The key decisions that led to the current predicament were a result of many factors, not least of which include personal circumstance, lack of information and domestic politics. Basically, I am saying that even if we could assume that each person who made a decision which led down this road acted in rational self-interest, it would still be very difficult to understand what that individual had perceived that interest to be.

I also agree with Alex's point that whether the response was disproportionate or not should not be a judgement made by those with obviously insufficient information. It could be the case that a particularly deadly strike killing many innocent Muslims also destroyed a stockpile of weapons which would have destroyed equally many innocent Israelis. Unfortunately, I fear it could be rather pointless to state this since most who cannot recognise this fact on their own would likely also not be able to accept this point.

Anonymous said...

Who are the aggressor in this fight btw the IDF and the Hizbollah? (maybe apply for all mideast crisis as well...)
But I must say i am touched by the response and support the IDF boys are getting from their countrymen and women in the streets...that sense of ownership and belonging...in singapore? the big question is that sense of ownership,does it exists?.

Anonymous said...

Contrary to what a poster said above, I think Alex did not touch on any point as to whether Israel's response was disproportionate or not. (Correct me if I'm wrong.) I have no other disagreements over the rest of that poster's views, and only want to start with the record straight.
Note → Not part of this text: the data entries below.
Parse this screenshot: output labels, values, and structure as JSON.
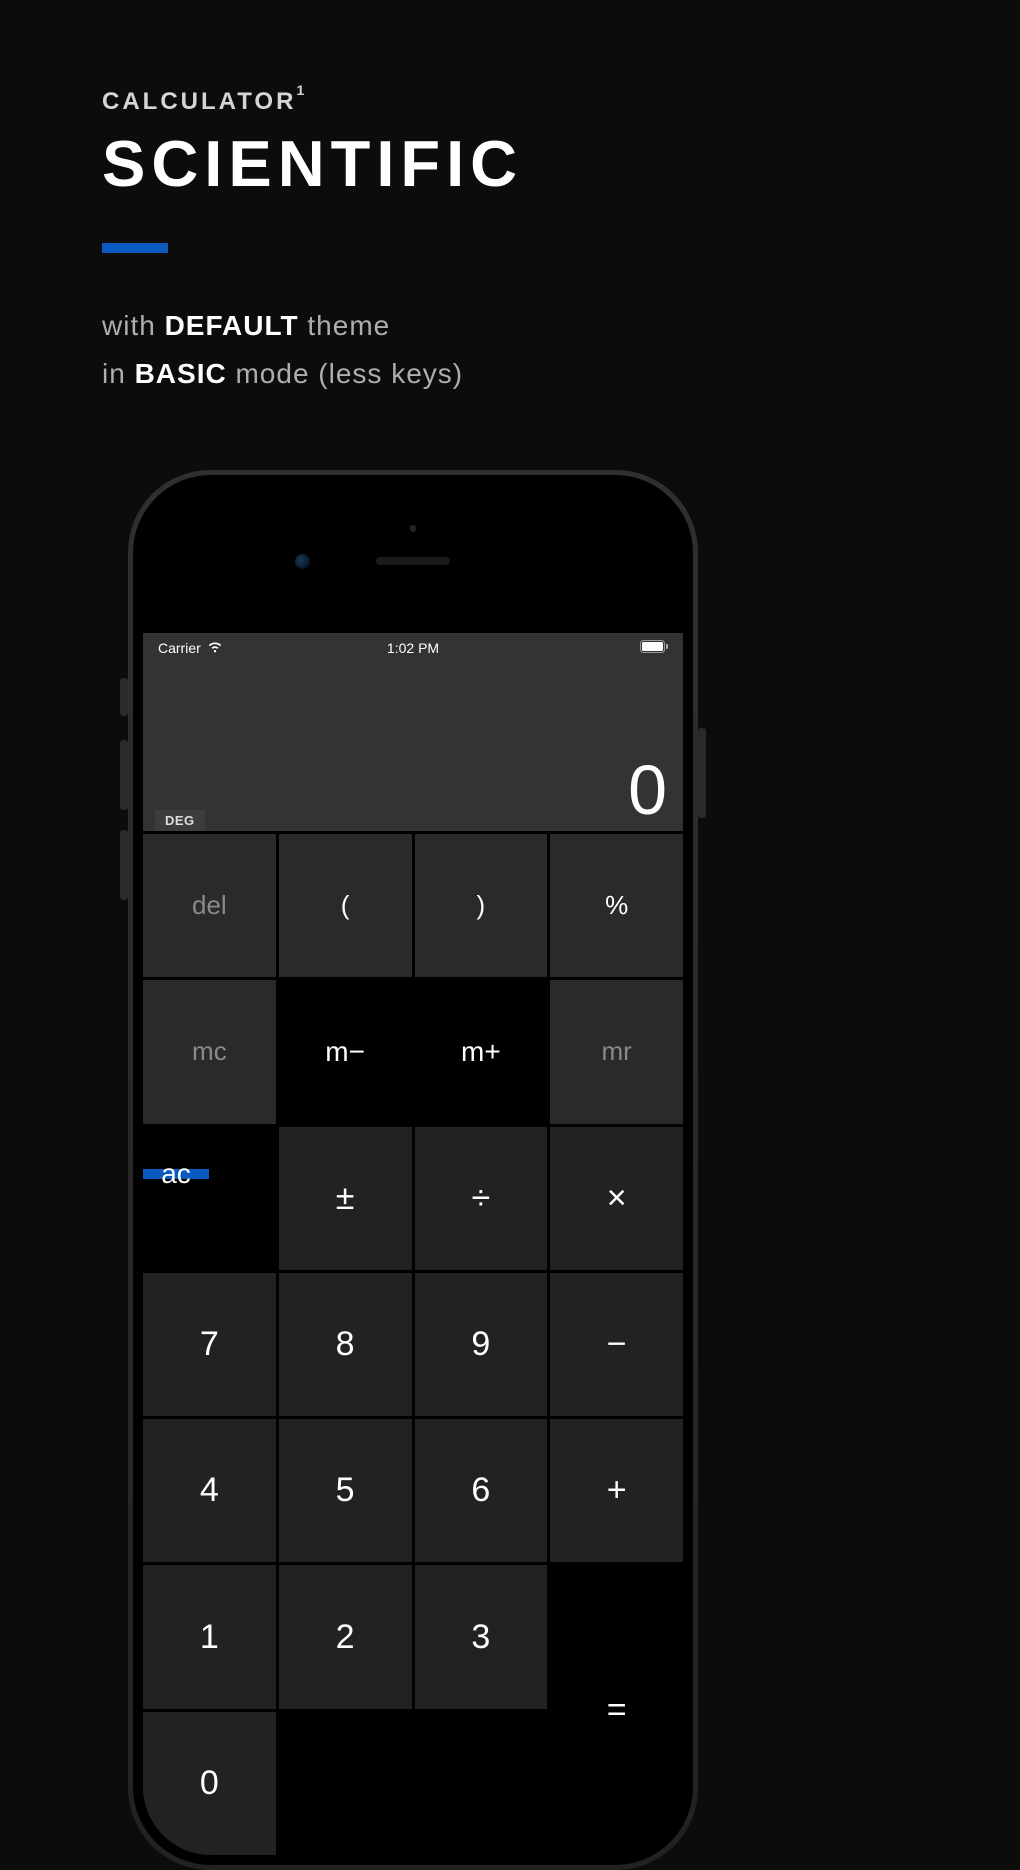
{
  "header": {
    "supertitle": "CALCULATOR",
    "superscript": "1",
    "title": "SCIENTIFIC"
  },
  "tagline": {
    "line1_pre": "with ",
    "line1_strong": "DEFAULT",
    "line1_post": " theme",
    "line2_pre": "in ",
    "line2_strong": "BASIC",
    "line2_post": " mode (less keys)"
  },
  "phone": {
    "status": {
      "carrier": "Carrier",
      "time": "1:02 PM"
    },
    "display_value": "0",
    "angle_mode": "DEG",
    "keys": {
      "del": "del",
      "lparen": "(",
      "rparen": ")",
      "percent": "%",
      "mc": "mc",
      "mminus": "m−",
      "mplus": "m+",
      "mr": "mr",
      "ac": "ac",
      "plusminus": "±",
      "divide": "÷",
      "multiply": "×",
      "7": "7",
      "8": "8",
      "9": "9",
      "minus": "−",
      "4": "4",
      "5": "5",
      "6": "6",
      "plus": "+",
      "1": "1",
      "2": "2",
      "3": "3",
      "equals": "=",
      "0": "0"
    }
  }
}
I'm in fact going to comment on that very thing that Alex did not say.

First off, I think it was wise of Alex not to talk of that point of proportionate response. "Walk a mile in my shoes" - this is a good motto to live by. Unless any of us have lived in a country where the neighbours have vowed to wipe us from the face of the earth, it would be hollow for us to make any judgement on what is a proportionate response to an attack. I do not know what is the proportionate response to be.

Another point for thought - Hezbollah has launched reportedly 1200 rockets into Israel. The newspapers do not show pictures of Israel children killed or injured by those rockets. Remember that the moment any of those rockets is launched, Israel population would take shelter in their civil defence shelters. Now, Israel had built these shelters into all their homes, do we then turn around and say that, since their population are not suffering casualties, then their response against Hezbollah is disproportionate? A very complicated moral issue, again I don't know the answer.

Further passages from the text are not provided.